Depuis que leurs yeux incrédules ont vu des centaines de Gazaouis – hommes, femmes et même vieillards – prendre part aux exactions du Hamas. Depuis qu’ils savent que ceux qui travaillaient chez eux, ceux à qui ils avaient ouvert leur porte, ont pris soin de rapporter scrupuleusement aux terroristes les détails concernant la disposition des pièces de leur maison, la composition de leur famille et jusqu’à la race de leur chien, en prévision des attaques.
Les otages libérés ne disent pas autre chose.
Ruthie Munder, 79 ans, qui croyait elle aussi fermement dans la paix, raconte avoir été gardée par un civil dans un hôpital.
« J’ai passé la plupart de mon temps enfermée dans une petite pièce au deuxième étage d’un hôpital. J’étais gardée contre ma volonté par un garde civil dans un établissement civil », dit-elle.
D’autres relatent avoir été détenus chez des particuliers, au beau milieu de familles qui vaquaient à leurs occupations ordinaires, comme si de rien n’était.
Après avoir vécu une telle expérience, Mia Schem, ex-otage franco-israélienne, va jusqu’à dire qu’à Gaza, « personne n’est innocent ». Les sondages montrant que trois Palestiniens sur quatre soutiennent les massacres du 7 octobre ne font rien pour la contredire.
L’Israélo-Canadienne Vivian Silver, fondatrice de Women Wage Peace et figure de premier plan de la cause de la paix avec les Palestiniens, a été assassinée le 7 octobre au kibboutz Beeri.
Elle organisait notamment des tours à la frontière entre Gaza et Israël pour alerter l’opinion internationale sur la situation des Gazaouis.

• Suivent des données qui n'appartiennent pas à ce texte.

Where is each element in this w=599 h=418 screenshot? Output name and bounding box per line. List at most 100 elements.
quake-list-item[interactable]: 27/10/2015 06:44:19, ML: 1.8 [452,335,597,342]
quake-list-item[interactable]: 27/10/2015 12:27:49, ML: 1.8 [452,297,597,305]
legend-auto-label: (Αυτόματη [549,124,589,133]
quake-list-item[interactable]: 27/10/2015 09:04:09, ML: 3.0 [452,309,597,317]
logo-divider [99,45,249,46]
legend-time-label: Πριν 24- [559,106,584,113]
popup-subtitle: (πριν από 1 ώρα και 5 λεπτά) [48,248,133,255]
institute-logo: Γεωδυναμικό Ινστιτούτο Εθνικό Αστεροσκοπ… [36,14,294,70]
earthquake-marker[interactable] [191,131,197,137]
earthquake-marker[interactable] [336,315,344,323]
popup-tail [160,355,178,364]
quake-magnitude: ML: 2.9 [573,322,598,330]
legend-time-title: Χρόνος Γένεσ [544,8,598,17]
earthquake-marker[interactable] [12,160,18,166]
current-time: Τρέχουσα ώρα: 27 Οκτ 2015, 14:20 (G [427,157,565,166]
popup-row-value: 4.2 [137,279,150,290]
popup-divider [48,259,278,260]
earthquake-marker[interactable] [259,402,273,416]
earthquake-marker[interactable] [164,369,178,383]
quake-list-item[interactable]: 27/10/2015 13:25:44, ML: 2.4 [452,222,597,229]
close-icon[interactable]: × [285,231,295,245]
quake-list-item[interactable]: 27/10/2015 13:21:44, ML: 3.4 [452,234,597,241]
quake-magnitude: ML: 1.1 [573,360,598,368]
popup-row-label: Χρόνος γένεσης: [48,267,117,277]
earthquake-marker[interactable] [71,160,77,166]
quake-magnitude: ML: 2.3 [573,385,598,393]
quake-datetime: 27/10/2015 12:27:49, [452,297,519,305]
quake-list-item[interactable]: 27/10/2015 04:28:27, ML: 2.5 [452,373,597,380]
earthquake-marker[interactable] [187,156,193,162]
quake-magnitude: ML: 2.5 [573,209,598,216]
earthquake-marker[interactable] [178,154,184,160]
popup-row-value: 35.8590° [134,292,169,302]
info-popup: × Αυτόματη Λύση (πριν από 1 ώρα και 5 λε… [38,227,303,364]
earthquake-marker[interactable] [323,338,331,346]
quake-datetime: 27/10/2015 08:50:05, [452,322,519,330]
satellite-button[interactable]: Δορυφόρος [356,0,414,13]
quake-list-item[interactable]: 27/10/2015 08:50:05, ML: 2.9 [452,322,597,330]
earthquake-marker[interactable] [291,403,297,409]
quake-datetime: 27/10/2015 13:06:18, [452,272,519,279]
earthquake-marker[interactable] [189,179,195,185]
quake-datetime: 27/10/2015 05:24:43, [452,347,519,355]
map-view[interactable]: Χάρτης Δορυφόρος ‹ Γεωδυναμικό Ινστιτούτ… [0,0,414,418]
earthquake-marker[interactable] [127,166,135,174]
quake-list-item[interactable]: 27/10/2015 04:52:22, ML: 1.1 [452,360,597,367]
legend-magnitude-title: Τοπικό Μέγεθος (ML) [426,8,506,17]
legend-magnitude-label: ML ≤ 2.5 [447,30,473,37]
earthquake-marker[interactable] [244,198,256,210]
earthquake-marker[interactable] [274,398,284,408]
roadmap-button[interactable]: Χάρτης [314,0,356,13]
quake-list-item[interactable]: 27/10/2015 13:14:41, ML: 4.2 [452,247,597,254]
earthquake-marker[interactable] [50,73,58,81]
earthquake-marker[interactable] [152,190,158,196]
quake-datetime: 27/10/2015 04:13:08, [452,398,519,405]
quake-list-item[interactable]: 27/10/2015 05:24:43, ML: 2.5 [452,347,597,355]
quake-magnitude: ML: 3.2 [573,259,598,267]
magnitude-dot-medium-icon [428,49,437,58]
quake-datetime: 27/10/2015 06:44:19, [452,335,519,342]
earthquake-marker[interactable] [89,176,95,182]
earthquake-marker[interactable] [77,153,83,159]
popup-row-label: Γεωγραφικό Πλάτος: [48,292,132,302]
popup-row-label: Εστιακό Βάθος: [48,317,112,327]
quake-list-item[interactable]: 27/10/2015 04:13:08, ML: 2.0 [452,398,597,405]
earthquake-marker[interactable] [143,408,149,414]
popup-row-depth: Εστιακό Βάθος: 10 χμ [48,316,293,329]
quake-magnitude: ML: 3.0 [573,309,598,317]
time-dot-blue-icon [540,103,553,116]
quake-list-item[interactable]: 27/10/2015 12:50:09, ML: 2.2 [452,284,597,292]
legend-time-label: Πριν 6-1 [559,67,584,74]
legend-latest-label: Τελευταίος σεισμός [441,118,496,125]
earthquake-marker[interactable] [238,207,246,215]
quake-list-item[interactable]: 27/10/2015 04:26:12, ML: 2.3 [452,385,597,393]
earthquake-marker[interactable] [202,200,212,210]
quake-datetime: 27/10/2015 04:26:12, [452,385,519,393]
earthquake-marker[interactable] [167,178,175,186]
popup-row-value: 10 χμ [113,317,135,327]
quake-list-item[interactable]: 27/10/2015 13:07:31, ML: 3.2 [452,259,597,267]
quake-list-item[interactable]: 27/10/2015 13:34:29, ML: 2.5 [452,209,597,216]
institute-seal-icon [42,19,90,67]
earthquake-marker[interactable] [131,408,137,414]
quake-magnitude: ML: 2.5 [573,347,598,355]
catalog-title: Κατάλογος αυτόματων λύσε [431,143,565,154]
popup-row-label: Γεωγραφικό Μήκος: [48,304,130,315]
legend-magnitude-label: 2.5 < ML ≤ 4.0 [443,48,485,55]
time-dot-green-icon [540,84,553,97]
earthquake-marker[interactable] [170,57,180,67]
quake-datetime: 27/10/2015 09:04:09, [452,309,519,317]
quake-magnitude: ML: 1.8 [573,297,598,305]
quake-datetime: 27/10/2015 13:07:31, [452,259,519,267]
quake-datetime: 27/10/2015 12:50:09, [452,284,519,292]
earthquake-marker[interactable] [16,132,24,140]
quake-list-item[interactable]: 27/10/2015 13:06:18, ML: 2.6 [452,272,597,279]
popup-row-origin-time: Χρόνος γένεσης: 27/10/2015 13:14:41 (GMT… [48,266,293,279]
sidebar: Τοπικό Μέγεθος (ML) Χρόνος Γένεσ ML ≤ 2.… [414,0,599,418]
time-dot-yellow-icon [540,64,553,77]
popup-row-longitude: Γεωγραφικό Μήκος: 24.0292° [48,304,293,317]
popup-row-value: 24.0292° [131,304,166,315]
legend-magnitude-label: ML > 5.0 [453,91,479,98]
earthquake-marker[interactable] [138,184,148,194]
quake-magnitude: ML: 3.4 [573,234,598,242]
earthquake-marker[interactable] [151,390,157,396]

1 500 personnes, parmi lesquelles beaucoup d’Arabes, ont assisté à ses funérailles, désireuses de lui rendre un dernier hommage. Si toutes avaient à cœur d’affirmer par leur présence, leur volonté de perpétuer l’action de Vivian, elles n’ont pas pu s’empêcher de se demander si avec sa dépouille, ce n’était pas aussi une certaine vision de la paix qui était bel et bien enterrée.